Sur le premier point, le plan Hôpital 2007 a sans conteste relancé l’effort d’investissement des hôpitaux, contribuant ainsi à améliorer la qualité des infrastructures hospitalières et à les adapter à l’évolution des techniques médicales. Cependant, ces mesures ont surtout été financées par l’endettement, et, comme le notait la Cour des comptes, la viabilité économique des projets n’a pas toujours été assurée. Au moment où le plan Hôpital 2012 est en marche, il me semble essentiel de tirer toutes les leçons du premier plan et de veiller à la soutenabilité de cette politique.

Sur le second point, l’alternative à l’hospitalisation est également, selon moi, un enjeu essentiel.
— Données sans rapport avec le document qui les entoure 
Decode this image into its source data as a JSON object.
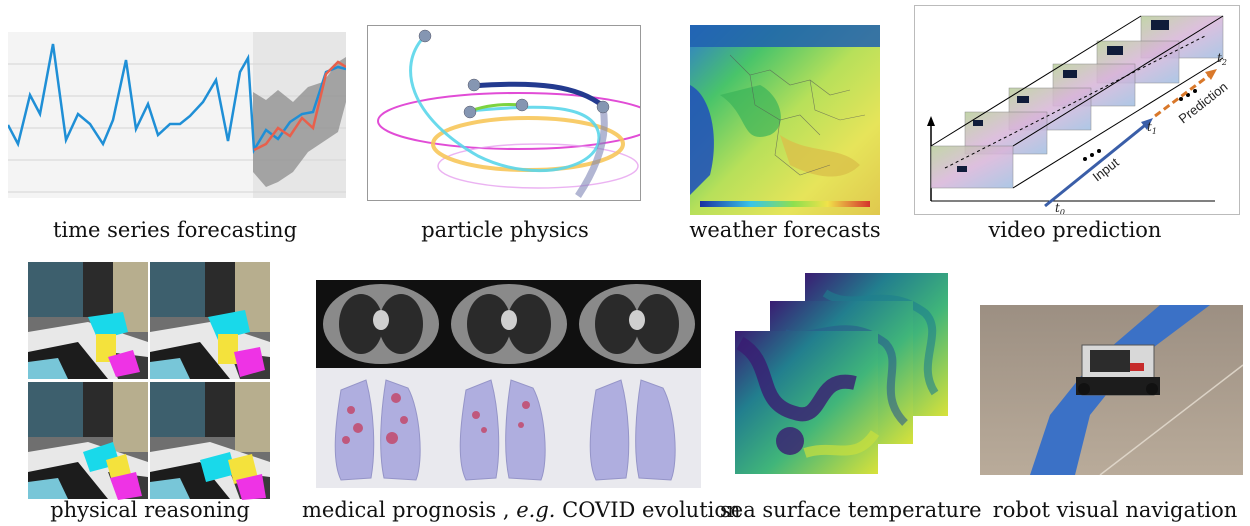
{
  "captions": {
    "time_series": "time series forecasting",
    "particle": "particle physics",
    "weather": "weather forecasts",
    "video": "video prediction",
    "physical": "physical reasoning",
    "medical_prefix": "medical prognosis ,",
    "medical_eg": "e.g.",
    "medical_suffix": "COVID evolution",
    "sea": "sea surface temperature",
    "robot": "robot visual navigation"
  },
  "video_labels": {
    "input": "Input",
    "prediction": "Prediction",
    "t0": "t",
    "t0_sub": "0",
    "t1": "t",
    "t1_sub": "1",
    "t2": "t",
    "t2_sub": "2"
  },
  "colors": {
    "series_blue": "#1f8fd6",
    "forecast_red": "#e8604c",
    "uncertainty_gray": "#9a9a9a",
    "arrow_blue": "#3a5ea8",
    "arrow_orange": "#d9782a"
  }
}
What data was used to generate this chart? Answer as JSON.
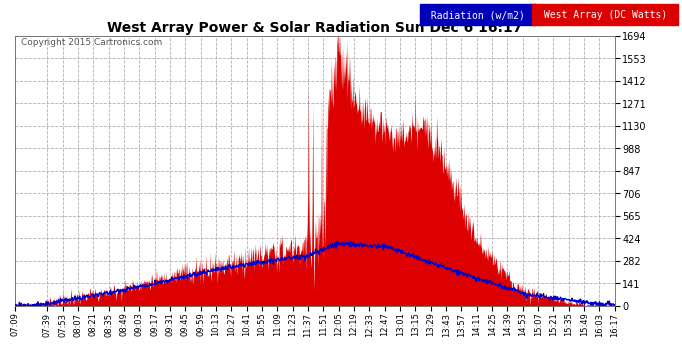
{
  "title": "West Array Power & Solar Radiation Sun Dec 6 16:17",
  "copyright": "Copyright 2015 Cartronics.com",
  "legend_radiation": "Radiation (w/m2)",
  "legend_west": "West Array (DC Watts)",
  "ylabel_right_ticks": [
    0.0,
    141.2,
    282.4,
    423.6,
    564.8,
    706.0,
    847.2,
    988.4,
    1129.5,
    1270.7,
    1411.9,
    1553.1,
    1694.3
  ],
  "ymax": 1694.3,
  "ymin": 0.0,
  "bg_color": "#ffffff",
  "plot_bg_color": "#ffffff",
  "grid_color": "#b0b0b0",
  "title_color": "#000000",
  "red_color": "#dd0000",
  "blue_color": "#0000cc",
  "x_labels": [
    "07:09",
    "07:39",
    "07:53",
    "08:07",
    "08:21",
    "08:35",
    "08:49",
    "09:03",
    "09:17",
    "09:31",
    "09:45",
    "09:59",
    "10:13",
    "10:27",
    "10:41",
    "10:55",
    "11:09",
    "11:23",
    "11:37",
    "11:51",
    "12:05",
    "12:19",
    "12:33",
    "12:47",
    "13:01",
    "13:15",
    "13:29",
    "13:43",
    "13:57",
    "14:11",
    "14:25",
    "14:39",
    "14:53",
    "15:07",
    "15:21",
    "15:35",
    "15:49",
    "16:03",
    "16:17"
  ]
}
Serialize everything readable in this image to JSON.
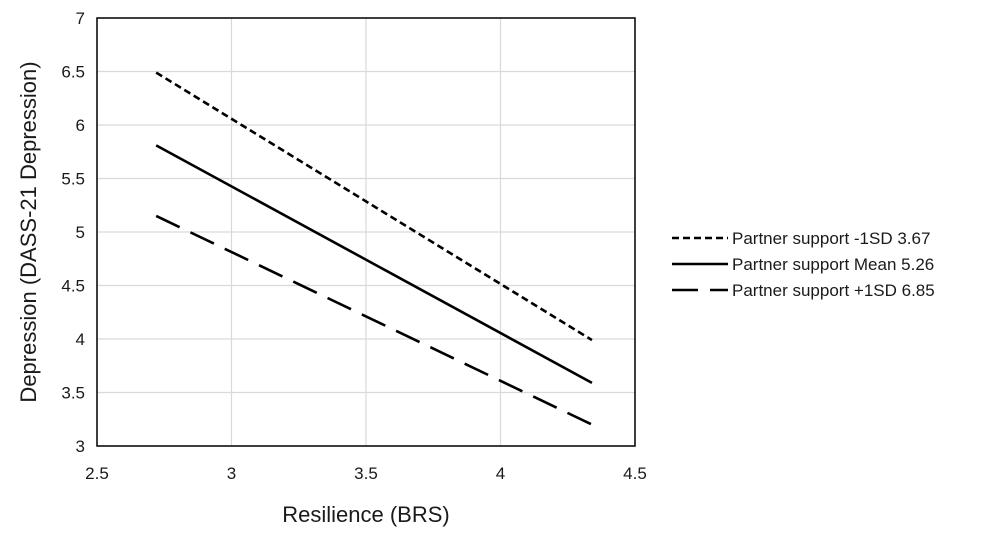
{
  "chart_data": {
    "type": "line",
    "title": "",
    "xlabel": "Resilience (BRS)",
    "ylabel": "Depression (DASS-21 Depression)",
    "xlim": [
      2.5,
      4.5
    ],
    "ylim": [
      3,
      7
    ],
    "xticks": [
      "2.5",
      "3",
      "3.5",
      "4",
      "4.5"
    ],
    "yticks": [
      "3",
      "3.5",
      "4",
      "4.5",
      "5",
      "5.5",
      "6",
      "6.5",
      "7"
    ],
    "grid": true,
    "legend_position": "right",
    "series": [
      {
        "name": "Partner support -1SD 3.67",
        "dash": "dotted",
        "color": "#000000",
        "x": [
          2.72,
          4.34
        ],
        "y": [
          6.49,
          3.99
        ]
      },
      {
        "name": "Partner support Mean 5.26",
        "dash": "solid",
        "color": "#000000",
        "x": [
          2.72,
          4.34
        ],
        "y": [
          5.81,
          3.59
        ]
      },
      {
        "name": "Partner support +1SD 6.85",
        "dash": "dashed",
        "color": "#000000",
        "x": [
          2.72,
          4.34
        ],
        "y": [
          5.15,
          3.2
        ]
      }
    ]
  }
}
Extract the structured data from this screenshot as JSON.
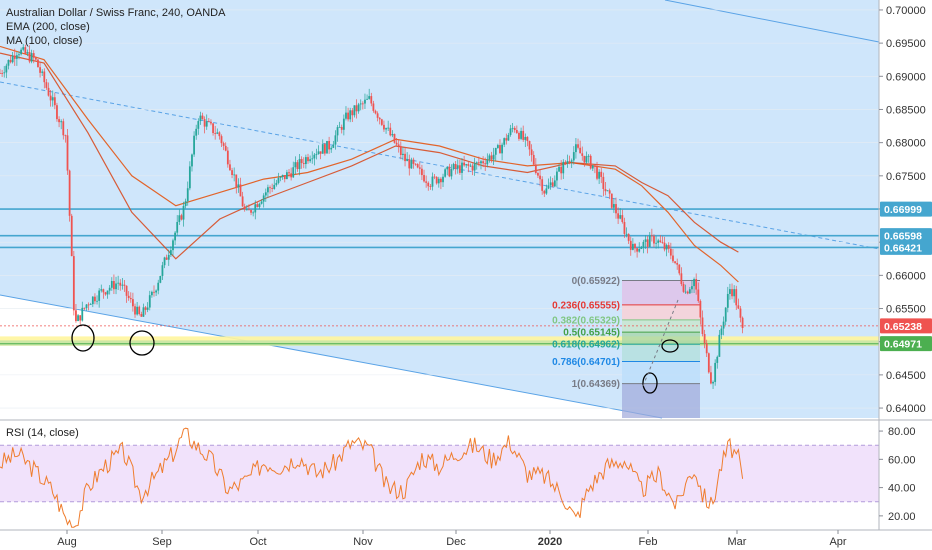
{
  "header": {
    "title": "Australian Dollar / Swiss Franc, 240, OANDA",
    "ema_label": "EMA (200, close)",
    "ma_label": "MA (100, close)"
  },
  "rsi_panel": {
    "label": "RSI (14, close)"
  },
  "colors": {
    "candle_up": "#26a69a",
    "candle_down": "#ef5350",
    "channel_fill": "#cfe6fb",
    "horizontal_line": "#45a6cf",
    "ema_line": "#e2642a",
    "ma_line": "#e2642a",
    "rsi_line": "#ef7d2e",
    "rsi_band": "#f1e2fb",
    "yellow_zone": "#fff59d",
    "green_zone": "#c8e6a6",
    "current_price": "#ef5350"
  },
  "chart_data": {
    "type": "line",
    "price_axis": {
      "ticks": [
        "0.70000",
        "0.69500",
        "0.69000",
        "0.68500",
        "0.68000",
        "0.67500",
        "0.67000",
        "0.66500",
        "0.66000",
        "0.65500",
        "0.65000",
        "0.64500",
        "0.64000"
      ],
      "ylim": [
        0.6385,
        0.7015
      ]
    },
    "rsi_axis": {
      "ticks": [
        "80.00",
        "60.00",
        "40.00",
        "20.00"
      ],
      "ylim": [
        10,
        85
      ],
      "band": [
        30,
        70
      ]
    },
    "time_axis": {
      "labels": [
        "Aug",
        "Sep",
        "Oct",
        "Nov",
        "Dec",
        "2020",
        "Feb",
        "Mar",
        "Apr"
      ]
    },
    "price_labels": [
      {
        "text": "0.66999",
        "value": 0.66999,
        "color": "#45a6cf"
      },
      {
        "text": "0.66598",
        "value": 0.66598,
        "color": "#45a6cf"
      },
      {
        "text": "0.66421",
        "value": 0.66421,
        "color": "#45a6cf"
      },
      {
        "text": "0.65238",
        "value": 0.65238,
        "color": "#ef5350"
      },
      {
        "text": "0.64971",
        "value": 0.64971,
        "color": "#4caf50"
      }
    ],
    "fibonacci": [
      {
        "label": "0(0.65922)",
        "value": 0.65922,
        "color": "#787b86"
      },
      {
        "label": "0.236(0.65555)",
        "value": 0.65555,
        "color": "#e53935"
      },
      {
        "label": "0.382(0.65329)",
        "value": 0.65329,
        "color": "#81c784"
      },
      {
        "label": "0.5(0.65145)",
        "value": 0.65145,
        "color": "#43a047"
      },
      {
        "label": "0.618(0.64962)",
        "value": 0.64962,
        "color": "#26a69a"
      },
      {
        "label": "0.786(0.64701)",
        "value": 0.64701,
        "color": "#1e88e5"
      },
      {
        "label": "1(0.64369)",
        "value": 0.64369,
        "color": "#787b86"
      }
    ],
    "price_path": [
      [
        0,
        0.6905
      ],
      [
        0.02,
        0.694
      ],
      [
        0.04,
        0.6925
      ],
      [
        0.06,
        0.686
      ],
      [
        0.075,
        0.681
      ],
      [
        0.085,
        0.6525
      ],
      [
        0.1,
        0.656
      ],
      [
        0.115,
        0.6575
      ],
      [
        0.135,
        0.659
      ],
      [
        0.16,
        0.6535
      ],
      [
        0.175,
        0.6575
      ],
      [
        0.19,
        0.663
      ],
      [
        0.21,
        0.6705
      ],
      [
        0.225,
        0.684
      ],
      [
        0.25,
        0.681
      ],
      [
        0.265,
        0.6755
      ],
      [
        0.28,
        0.669
      ],
      [
        0.305,
        0.673
      ],
      [
        0.33,
        0.6755
      ],
      [
        0.355,
        0.6785
      ],
      [
        0.375,
        0.6795
      ],
      [
        0.395,
        0.684
      ],
      [
        0.42,
        0.6865
      ],
      [
        0.44,
        0.682
      ],
      [
        0.46,
        0.6775
      ],
      [
        0.49,
        0.674
      ],
      [
        0.515,
        0.676
      ],
      [
        0.54,
        0.6765
      ],
      [
        0.565,
        0.6785
      ],
      [
        0.585,
        0.6825
      ],
      [
        0.6,
        0.6795
      ],
      [
        0.62,
        0.6725
      ],
      [
        0.635,
        0.6755
      ],
      [
        0.655,
        0.679
      ],
      [
        0.675,
        0.6765
      ],
      [
        0.69,
        0.6725
      ],
      [
        0.705,
        0.6685
      ],
      [
        0.72,
        0.664
      ],
      [
        0.745,
        0.6655
      ],
      [
        0.765,
        0.663
      ],
      [
        0.78,
        0.6575
      ],
      [
        0.79,
        0.6595
      ],
      [
        0.8,
        0.6505
      ],
      [
        0.81,
        0.6437
      ],
      [
        0.82,
        0.6515
      ],
      [
        0.83,
        0.658
      ],
      [
        0.835,
        0.6575
      ],
      [
        0.845,
        0.6515
      ]
    ],
    "ema_200": [
      [
        0,
        0.6945
      ],
      [
        0.05,
        0.6925
      ],
      [
        0.1,
        0.6835
      ],
      [
        0.15,
        0.675
      ],
      [
        0.2,
        0.6705
      ],
      [
        0.25,
        0.6725
      ],
      [
        0.3,
        0.6745
      ],
      [
        0.35,
        0.6755
      ],
      [
        0.4,
        0.6775
      ],
      [
        0.45,
        0.6805
      ],
      [
        0.5,
        0.6795
      ],
      [
        0.55,
        0.6775
      ],
      [
        0.6,
        0.6765
      ],
      [
        0.65,
        0.677
      ],
      [
        0.7,
        0.676
      ],
      [
        0.73,
        0.6735
      ],
      [
        0.76,
        0.6695
      ],
      [
        0.79,
        0.6645
      ],
      [
        0.82,
        0.6615
      ],
      [
        0.84,
        0.659
      ]
    ],
    "ma_100": [
      [
        0,
        0.6935
      ],
      [
        0.05,
        0.692
      ],
      [
        0.1,
        0.6815
      ],
      [
        0.15,
        0.6695
      ],
      [
        0.2,
        0.6625
      ],
      [
        0.25,
        0.6685
      ],
      [
        0.3,
        0.6715
      ],
      [
        0.35,
        0.674
      ],
      [
        0.4,
        0.6765
      ],
      [
        0.45,
        0.6795
      ],
      [
        0.5,
        0.6785
      ],
      [
        0.55,
        0.6765
      ],
      [
        0.6,
        0.6755
      ],
      [
        0.65,
        0.677
      ],
      [
        0.7,
        0.6765
      ],
      [
        0.73,
        0.674
      ],
      [
        0.76,
        0.672
      ],
      [
        0.79,
        0.668
      ],
      [
        0.82,
        0.665
      ],
      [
        0.84,
        0.6635
      ]
    ],
    "rsi_path": [
      [
        0,
        57
      ],
      [
        0.02,
        64
      ],
      [
        0.04,
        52
      ],
      [
        0.06,
        38
      ],
      [
        0.075,
        18
      ],
      [
        0.085,
        13
      ],
      [
        0.1,
        40
      ],
      [
        0.12,
        56
      ],
      [
        0.14,
        66
      ],
      [
        0.16,
        35
      ],
      [
        0.18,
        50
      ],
      [
        0.2,
        67
      ],
      [
        0.21,
        80
      ],
      [
        0.22,
        72
      ],
      [
        0.24,
        60
      ],
      [
        0.26,
        38
      ],
      [
        0.28,
        45
      ],
      [
        0.3,
        58
      ],
      [
        0.32,
        55
      ],
      [
        0.34,
        62
      ],
      [
        0.36,
        50
      ],
      [
        0.38,
        57
      ],
      [
        0.4,
        72
      ],
      [
        0.42,
        68
      ],
      [
        0.44,
        40
      ],
      [
        0.46,
        38
      ],
      [
        0.48,
        62
      ],
      [
        0.5,
        55
      ],
      [
        0.52,
        65
      ],
      [
        0.54,
        70
      ],
      [
        0.56,
        60
      ],
      [
        0.58,
        73
      ],
      [
        0.6,
        50
      ],
      [
        0.62,
        48
      ],
      [
        0.64,
        35
      ],
      [
        0.655,
        17
      ],
      [
        0.67,
        40
      ],
      [
        0.69,
        55
      ],
      [
        0.71,
        60
      ],
      [
        0.73,
        38
      ],
      [
        0.75,
        50
      ],
      [
        0.76,
        36
      ],
      [
        0.77,
        27
      ],
      [
        0.78,
        43
      ],
      [
        0.79,
        54
      ],
      [
        0.8,
        34
      ],
      [
        0.81,
        27
      ],
      [
        0.82,
        55
      ],
      [
        0.83,
        70
      ],
      [
        0.84,
        60
      ],
      [
        0.845,
        44
      ]
    ]
  }
}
Elle doit passer par la poursuite du développement de la chirurgie ambulatoire et des structures intermédiaires entre l’hôpital et les soins de ville.

Le quatrième chantier, qui me tient particulièrement à cœur, est l’informatisation de notre système de santé.

La commission des finances a formulé de nombreuses propositions en ce domaine et avait, en particulier, appelé à une refonte du pilotage des systèmes d’information de santé. Mes travaux datent toutefois de 2006.

Des mesures ont été prises. Je pense notamment à la création de l’Agence pour les systèmes d’information de santé partagés. Mais où en est-on du dossier médical personnel, le DMP ? J’avais pris acte en 2009, madame la ministre, de votre souhait de relancer ce projet. Le déploiement d’une première version est-il toujours prévu pour la fin de l’année ?

Je le répète : la réforme de l’hôpital ne peut se concevoir sans une action résolue de développement des systèmes d’information, dans un cadre interopérable.

Voilà les quatre principaux points que je souhaitais aborder sur l’hôpital. Les enjeux vont au-delà de la seule loi HPST.